Federal Reserve Chairman Jerome Powell pledged that the central bank would engage in a "sequence" of interest rate cuts if conditions warrant, but he doesn't see that as necessary now.
Speaking after the Fed lowered its benchmark interest rate by 25 basis points, Powell said data will dictate future moves, with he and his colleagues ready to act to keep the decadelong expansion going.
"If the economy does turn down, then a more extensive sequence of rate cuts will be appropriate," he said during his post-meeting news conference. "We don't see that. It's not what we expect."
The Fed approved the quarter-point reduction even though its economic assessment changed little. The statement announcing the move featured language almost identical to that following the July rate cut, justifying the easing as a response to a weakening global economy and low inflation.
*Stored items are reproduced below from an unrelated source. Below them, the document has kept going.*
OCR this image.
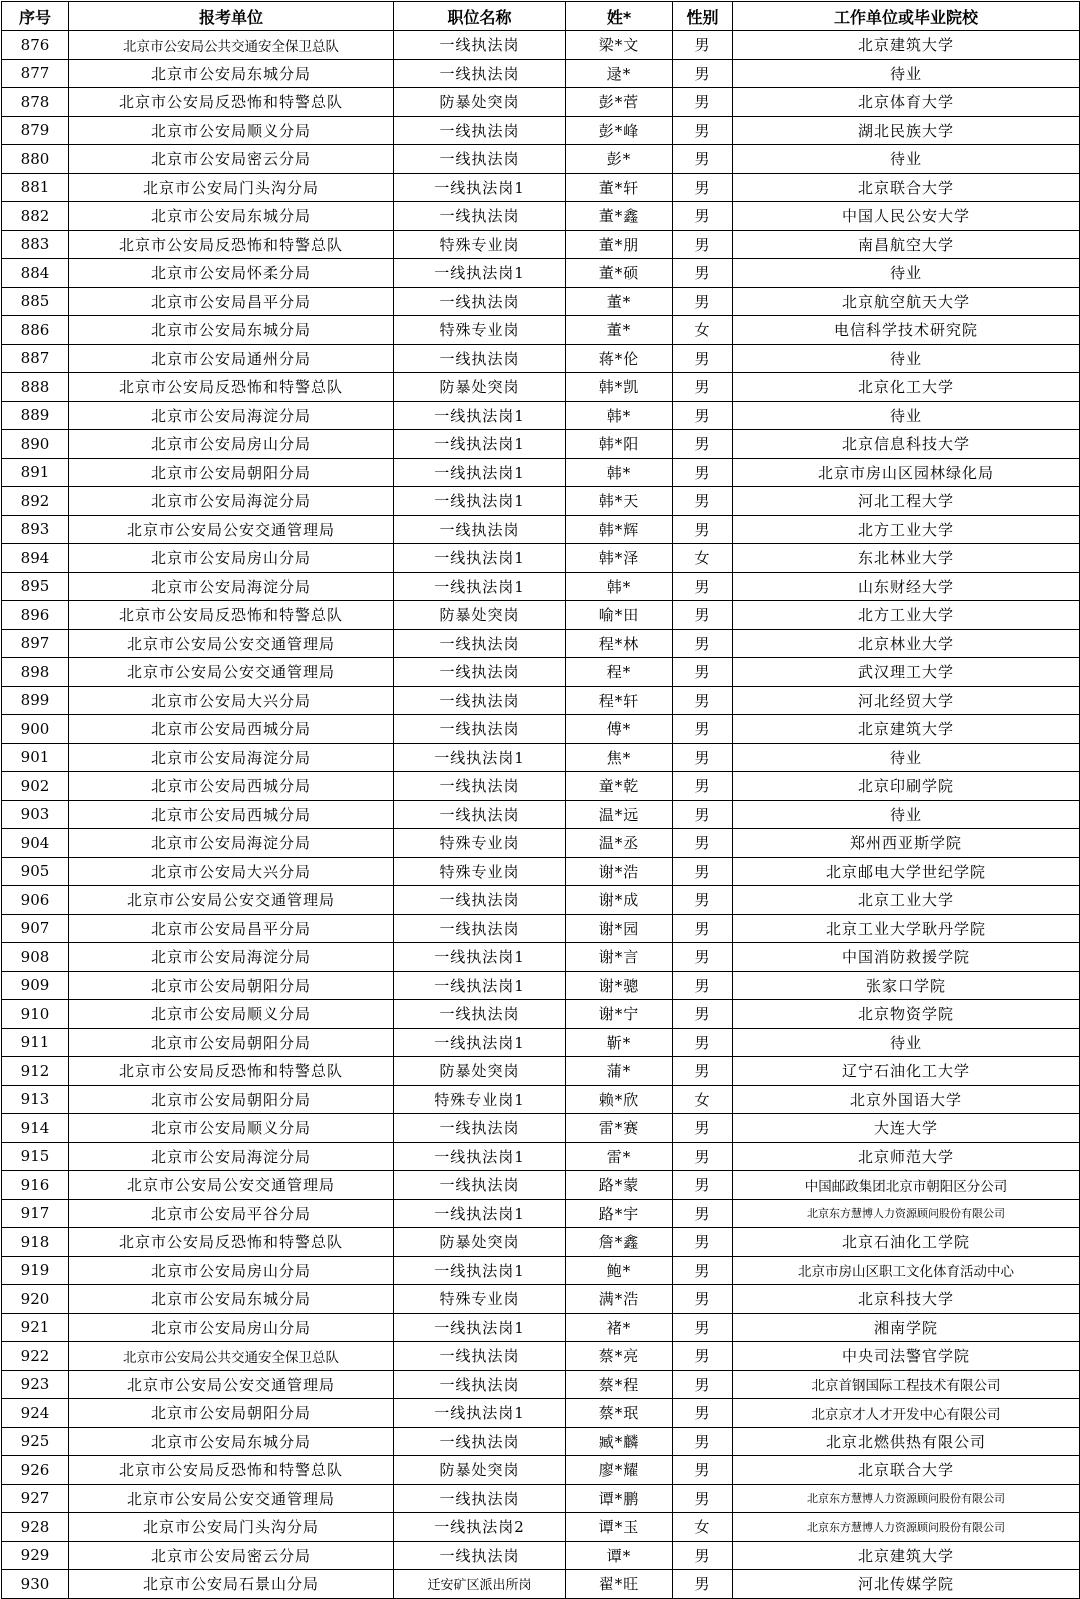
序号	报考单位	职位名称	姓*	性别	工作单位或毕业院校
876	北京市公安局公共交通安全保卫总队	一线执法岗	梁*文	男	北京建筑大学
877	北京市公安局东城分局	一线执法岗	逯*	男	待业
878	北京市公安局反恐怖和特警总队	防暴处突岗	彭*菅	男	北京体育大学
879	北京市公安局顺义分局	一线执法岗	彭*峰	男	湖北民族大学
880	北京市公安局密云分局	一线执法岗	彭*	男	待业
881	北京市公安局门头沟分局	一线执法岗1	董*轩	男	北京联合大学
882	北京市公安局东城分局	一线执法岗	董*鑫	男	中国人民公安大学
883	北京市公安局反恐怖和特警总队	特殊专业岗	董*朋	男	南昌航空大学
884	北京市公安局怀柔分局	一线执法岗1	董*硕	男	待业
885	北京市公安局昌平分局	一线执法岗	董*	男	北京航空航天大学
886	北京市公安局东城分局	特殊专业岗	董*	女	电信科学技术研究院
887	北京市公安局通州分局	一线执法岗	蒋*伦	男	待业
888	北京市公安局反恐怖和特警总队	防暴处突岗	韩*凯	男	北京化工大学
889	北京市公安局海淀分局	一线执法岗1	韩*	男	待业
890	北京市公安局房山分局	一线执法岗1	韩*阳	男	北京信息科技大学
891	北京市公安局朝阳分局	一线执法岗1	韩*	男	北京市房山区园林绿化局
892	北京市公安局海淀分局	一线执法岗1	韩*天	男	河北工程大学
893	北京市公安局公安交通管理局	一线执法岗	韩*辉	男	北方工业大学
894	北京市公安局房山分局	一线执法岗1	韩*泽	女	东北林业大学
895	北京市公安局海淀分局	一线执法岗1	韩*	男	山东财经大学
896	北京市公安局反恐怖和特警总队	防暴处突岗	喻*田	男	北方工业大学
897	北京市公安局公安交通管理局	一线执法岗	程*林	男	北京林业大学
898	北京市公安局公安交通管理局	一线执法岗	程*	男	武汉理工大学
899	北京市公安局大兴分局	一线执法岗	程*轩	男	河北经贸大学
900	北京市公安局西城分局	一线执法岗	傅*	男	北京建筑大学
901	北京市公安局海淀分局	一线执法岗1	焦*	男	待业
902	北京市公安局西城分局	一线执法岗	童*乾	男	北京印刷学院
903	北京市公安局西城分局	一线执法岗	温*远	男	待业
904	北京市公安局海淀分局	特殊专业岗	温*丞	男	郑州西亚斯学院
905	北京市公安局大兴分局	特殊专业岗	谢*浩	男	北京邮电大学世纪学院
906	北京市公安局公安交通管理局	一线执法岗	谢*成	男	北京工业大学
907	北京市公安局昌平分局	一线执法岗	谢*园	男	北京工业大学耿丹学院
908	北京市公安局海淀分局	一线执法岗1	谢*言	男	中国消防救援学院
909	北京市公安局朝阳分局	一线执法岗1	谢*骢	男	张家口学院
910	北京市公安局顺义分局	一线执法岗	谢*宁	男	北京物资学院
911	北京市公安局朝阳分局	一线执法岗1	靳*	男	待业
912	北京市公安局反恐怖和特警总队	防暴处突岗	蒲*	男	辽宁石油化工大学
913	北京市公安局朝阳分局	特殊专业岗1	赖*欣	女	北京外国语大学
914	北京市公安局顺义分局	一线执法岗	雷*赛	男	大连大学
915	北京市公安局海淀分局	一线执法岗1	雷*	男	北京师范大学
916	北京市公安局公安交通管理局	一线执法岗	路*蒙	男	中国邮政集团北京市朝阳区分公司
917	北京市公安局平谷分局	一线执法岗1	路*宇	男	北京东方慧博人力资源顾问股份有限公司
918	北京市公安局反恐怖和特警总队	防暴处突岗	詹*鑫	男	北京石油化工学院
919	北京市公安局房山分局	一线执法岗1	鲍*	男	北京市房山区职工文化体育活动中心
920	北京市公安局东城分局	特殊专业岗	满*浩	男	北京科技大学
921	北京市公安局房山分局	一线执法岗1	褚*	男	湘南学院
922	北京市公安局公共交通安全保卫总队	一线执法岗	蔡*亮	男	中央司法警官学院
923	北京市公安局公安交通管理局	一线执法岗	蔡*程	男	北京首钢国际工程技术有限公司
924	北京市公安局朝阳分局	一线执法岗1	蔡*珉	男	北京京才人才开发中心有限公司
925	北京市公安局东城分局	一线执法岗	臧*麟	男	北京北燃供热有限公司
926	北京市公安局反恐怖和特警总队	防暴处突岗	廖*耀	男	北京联合大学
927	北京市公安局公安交通管理局	一线执法岗	谭*鹏	男	北京东方慧博人力资源顾问股份有限公司
928	北京市公安局门头沟分局	一线执法岗2	谭*玉	女	北京东方慧博人力资源顾问股份有限公司
929	北京市公安局密云分局	一线执法岗	谭*	男	北京建筑大学
930	北京市公安局石景山分局	迁安矿区派出所岗	翟*旺	男	河北传媒学院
Federal Open Market Committee members generally see the economy as running strong, Powell said.
"We made one decision today, and that decision was to lower the funds rate by a quarter percentage point. We believe that action is appropriate to promote our objectives," he said. "We're going to be highly data dependent. I would also say as we often do that we're not on a preset course."
The cut came without indications that further reductions are ahead.
In fact, committee members were divided over the future course, with no additional reductions this year narrowly carrying the day. Powell acknowledged that making policy in the current environment is difficult and emphasized that officials are flexible in their approach.
"Sometimes the path ahead is clear and sometimes less so," he said. "We're going to be looking carefully meeting by meeting a full range of information and we're going to assess the appropriate stance of policy as we go."